Positionnement de Educo

En tant qu’ONG qui met en œuvre des programmes dans des pays où le travail des enfants est encore normalisé, Educo engage un dialogue avec les gouvernements, les communautés, les familles et les enfants concernés pour s’attaquer à ce problème systémique. « Nous devons lutter contre les violations des droits de l’homme dans les chaînes d’approvisionnement mondiales, y compris le recours au travail des enfants », déclare Pilar Orenes.

 L’ONG plaide en faveur d’une éducation universelle et gratuite pour les jeunes enfants, en tant que mesure préventive contre le travail des enfants et en tant qu’outil efficace de lutte contre les inégalités et la pauvreté.

 Elle estime également que la loi devrait établir que l’âge minimum du travail coïncide avec l’âge de la fin de la scolarité obligatoire, à condition qu’il ne soit pas inférieur à 14 ans. « Nous pensons que tout travail qui empêche ou interfère avec la bonne scolarisation des enfants pendant la période d’enseignement obligatoire doit être éradiqué », déclare M. Orenes.

 Educo est une ONG qui prône l’écoute active des enfants.

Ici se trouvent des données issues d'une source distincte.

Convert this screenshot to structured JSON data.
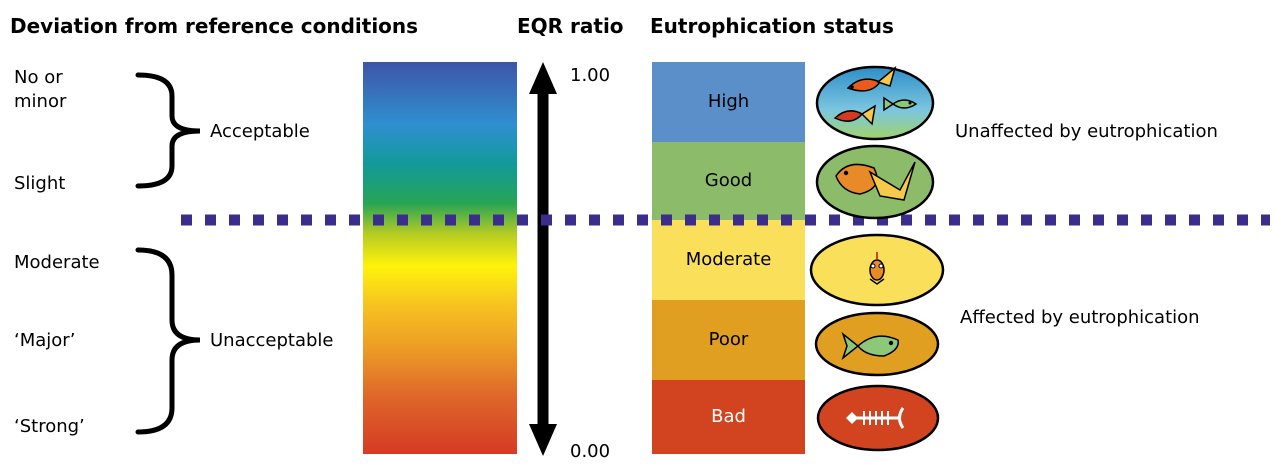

Educo estime que la voix des enfants concernés doit être entendue et que leurs expériences et leurs récits sont essentiels pour comprendre ces abus et les éradiquer.

 Orenes souligne que pour mettre fin au travail des enfants, il est également nécessaire de mettre fin à l’exploitation du travail des adultes : « Il faut mettre fin à l’exploitation du travail qui oblige les familles à chercher d’autres sources de revenus pour survivre et promouvoir le travail décent dans tous les pays ».

Educo est une ONG globale de coopération au développement, axée sur l’éducation, la protection et la participation de l’enfance. Elle intervient dans 14 pays à travers des projets auxquels participent plus de 900 000 enfants, adolescents et jeunes personnes.